In early February 2016, Bechtel delivered its report, which painted a picture of continuing disarray and waste. Among other things, the report said Westinghouse lacked legitimate schedules, engineers still had substantial work to do on their designs, and construction productivity was poor.
Yet a month later, Marsh wrote shareholders about the "substantial progress on initiatives important to our company such as our new nuclear construction project." Not long after Marsh's letter, Jimmy Addison, SCANA's chief financial officer, told another group of Wall Street financial analysts that workers "were doing a tremendous job" and that progress was "better than we expected." The Bechtel report wasn't made public until last month.
Despite the project’s problems, SCANA’s board of directors continued to reward its executive team.
In 2012, his first full year as CEO, Marsh took home about $5 million. Since then, his compensation package has increased 22 percent, to $6.1 million. That sum included $1.4 million under the company’s executive incentive plan, which credited him for his “oversight of our new nuclear construction activities.”

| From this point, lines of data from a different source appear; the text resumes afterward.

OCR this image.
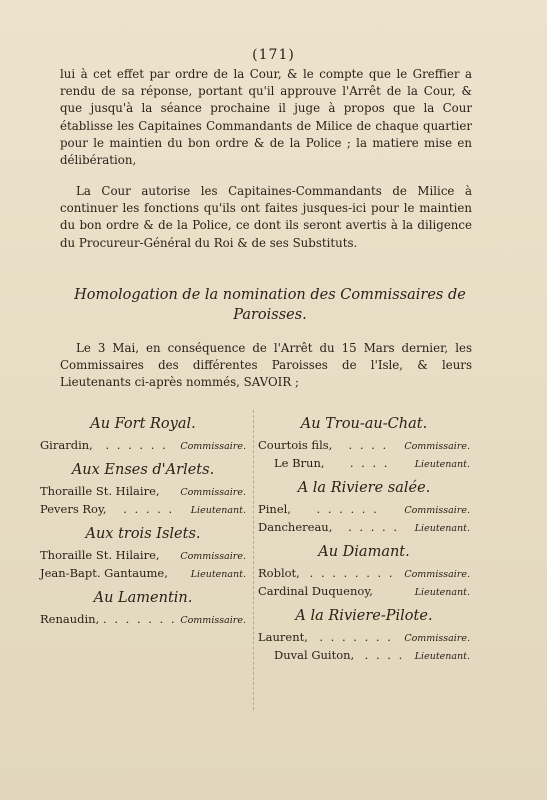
(171)
lui à cet effet par ordre de la Cour, & le compte que le Greffier a rendu de sa réponse, portant qu'il approuve l'Arrêt de la Cour, & que jusqu'à la séance prochaine il juge à propos que la Cour établisse les Capitaines Commandants de Milice de chaque quartier pour le maintien du bon ordre & de la Police ; la matiere mise en délibération,
La Cour autorise les Capitaines-Commandants de Milice à continuer les fonctions qu'ils ont faites jusques-ici pour le maintien du bon ordre & de la Police, ce dont ils seront avertis à la diligence du Procureur-Général du Roi & de ses Substituts.
Homologation de la nomination des Commissaires de Paroisses.
Le 3 Mai, en conséquence de l'Arrêt du 15 Mars dernier, les Commissaires des différentes Paroisses de l'Isle, & leurs Lieutenants ci-après nommés, SAVOIR ;
Au Fort Royal.
Girardin,	. . . . . .	Commissaire.
Aux Enses d'Arlets.
Thoraille St. Hilaire, Commissaire.
Pevers Roy,	. . . . .	Lieutenant.
Aux trois Islets.
Thoraille St. Hilaire, Commissaire.
Jean-Bapt. Gantaume, Lieutenant.
Au Lamentin.
Renaudin, . . . . . . . Commissaire.
Au Trou-au-Chat.
Courtois fils,	. . . .	Commissaire.
Le Brun,	. . . .	Lieutenant.
A la Riviere salée.
Pinel,	. . . . . .	Commissaire.
Danchereau,	. . . . .	Lieutenant.
Au Diamant.
Roblot, . . . . . . . .	Commissaire.
Cardinal Duquenoy,	Lieutenant.
A la Riviere-Pilote.
Laurent, . . . . . . .	Commissaire.
Duval Guiton, . . . .	Lieutenant.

Marsh wasn't alone. Other top SCANA executives were rewarded with high salaries and hefty bonuses. During the past five years, the company's top five executives raked in at least $62 million in compensation.

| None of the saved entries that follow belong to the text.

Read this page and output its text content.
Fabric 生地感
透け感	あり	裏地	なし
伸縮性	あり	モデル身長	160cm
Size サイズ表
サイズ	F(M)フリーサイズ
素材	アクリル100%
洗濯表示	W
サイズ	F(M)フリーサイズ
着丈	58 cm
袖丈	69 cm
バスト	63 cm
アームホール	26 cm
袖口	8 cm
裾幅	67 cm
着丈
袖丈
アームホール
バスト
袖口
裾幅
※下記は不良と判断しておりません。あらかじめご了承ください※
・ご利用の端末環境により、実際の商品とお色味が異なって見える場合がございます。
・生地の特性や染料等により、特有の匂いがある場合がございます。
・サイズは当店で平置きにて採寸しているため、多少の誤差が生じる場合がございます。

Salaries rose and, behind closed doors, so did tensions over the plant's progress.
In June 2016, Marsh sent an email to Toshiba's executive officer. Toshiba is the parent company of Westinghouse. “We have no doubt that we have been the victim of financial malfeasance," Marsh said about a recent set of negotiations.
But outside SCANA's boardrooms and offices, the V.C. Summer public relations machine remained in full throttle.

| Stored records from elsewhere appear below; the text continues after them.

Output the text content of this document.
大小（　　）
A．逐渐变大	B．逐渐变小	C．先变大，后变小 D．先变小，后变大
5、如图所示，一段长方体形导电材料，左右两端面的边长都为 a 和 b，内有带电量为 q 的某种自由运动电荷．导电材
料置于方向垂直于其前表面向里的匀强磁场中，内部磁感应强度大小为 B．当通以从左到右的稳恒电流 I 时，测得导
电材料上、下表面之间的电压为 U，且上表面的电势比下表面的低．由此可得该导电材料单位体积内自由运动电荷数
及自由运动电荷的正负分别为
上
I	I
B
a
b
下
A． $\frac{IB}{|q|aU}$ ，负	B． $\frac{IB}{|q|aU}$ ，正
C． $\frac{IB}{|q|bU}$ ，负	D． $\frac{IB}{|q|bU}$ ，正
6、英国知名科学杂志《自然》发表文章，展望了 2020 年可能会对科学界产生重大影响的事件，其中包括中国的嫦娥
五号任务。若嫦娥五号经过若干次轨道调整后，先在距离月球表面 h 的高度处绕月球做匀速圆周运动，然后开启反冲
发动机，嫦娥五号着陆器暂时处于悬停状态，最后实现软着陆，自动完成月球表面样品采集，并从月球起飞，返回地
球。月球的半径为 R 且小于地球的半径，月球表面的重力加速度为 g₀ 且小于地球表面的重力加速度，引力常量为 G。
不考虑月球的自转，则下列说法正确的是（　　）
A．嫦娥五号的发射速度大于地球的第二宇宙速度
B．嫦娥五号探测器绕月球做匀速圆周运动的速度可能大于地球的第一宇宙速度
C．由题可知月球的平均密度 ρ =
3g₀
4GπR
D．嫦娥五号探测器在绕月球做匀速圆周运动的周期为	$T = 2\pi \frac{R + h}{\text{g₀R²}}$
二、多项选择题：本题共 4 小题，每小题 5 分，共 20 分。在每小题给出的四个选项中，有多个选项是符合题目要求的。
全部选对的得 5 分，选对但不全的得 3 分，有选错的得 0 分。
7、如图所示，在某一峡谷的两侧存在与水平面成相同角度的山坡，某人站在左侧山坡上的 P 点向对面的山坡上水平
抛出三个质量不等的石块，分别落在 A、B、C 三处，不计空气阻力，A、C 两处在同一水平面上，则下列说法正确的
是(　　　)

On Media Day, Sept. 21, 2016 — the first such event since 2013 — Marsh took pains to minimize the problems.
Yes, there were challenges, he acknowledged. But “I would offer if you've ever built a house, whether it took 12 months or 18 months, you had a couple issues. You had a couple of change orders along the way, and the likelihood is that didn't reduce the cost of your house as you went through the process."
He told reporters: "We're excited about where we are."
In reality, the once high-flying project was about to crash to the ground.
About seven months after Media Day, Westinghouse filed for bankruptcy protection. SCANA and Santee Cooper executives huddled to discuss options. Santee Cooper eventually withdrew its support. And in late July, the two utilities pulled the plug.
Since then, Carter, Santee Cooper's CEO, has announced he's retiring, with $800,000 a year in retirement benefits; Gov. Henry McMaster is leading the charge to sell the state-owned utility outright; state and federal investigations are under way; shareholders have filed lawsuits; and 5,000 employees at the work site were left without jobs.
Meantime, SCANA's stock price has fallen by a third, from $74 a share to $48, or about $3.5 billion in value.
As for Marsh, the project's failure has propelled him from the cloistered confines of SCANA's Cayce campus into the spotlight. He's been grilled by lawmakers and regulators in Columbia, including a hearing where he was stricken by a kidney stone. In August, he traveled to North Charleston to explain what went wrong and what can be done about it. "Not a day has gone by, before I put my head on the pillow, that I haven't prayed for guidance and wisdom," he told the group.
Now, the preacher’s son who rose to the highest ranks in his industry, faces an uncertain future as the consequences of his company’s risky bet plays out in public, effects that hundreds of thousands of electricity customers will feel every month when they get their bills.
Thad Moore and Andrew Brown contributed to this report.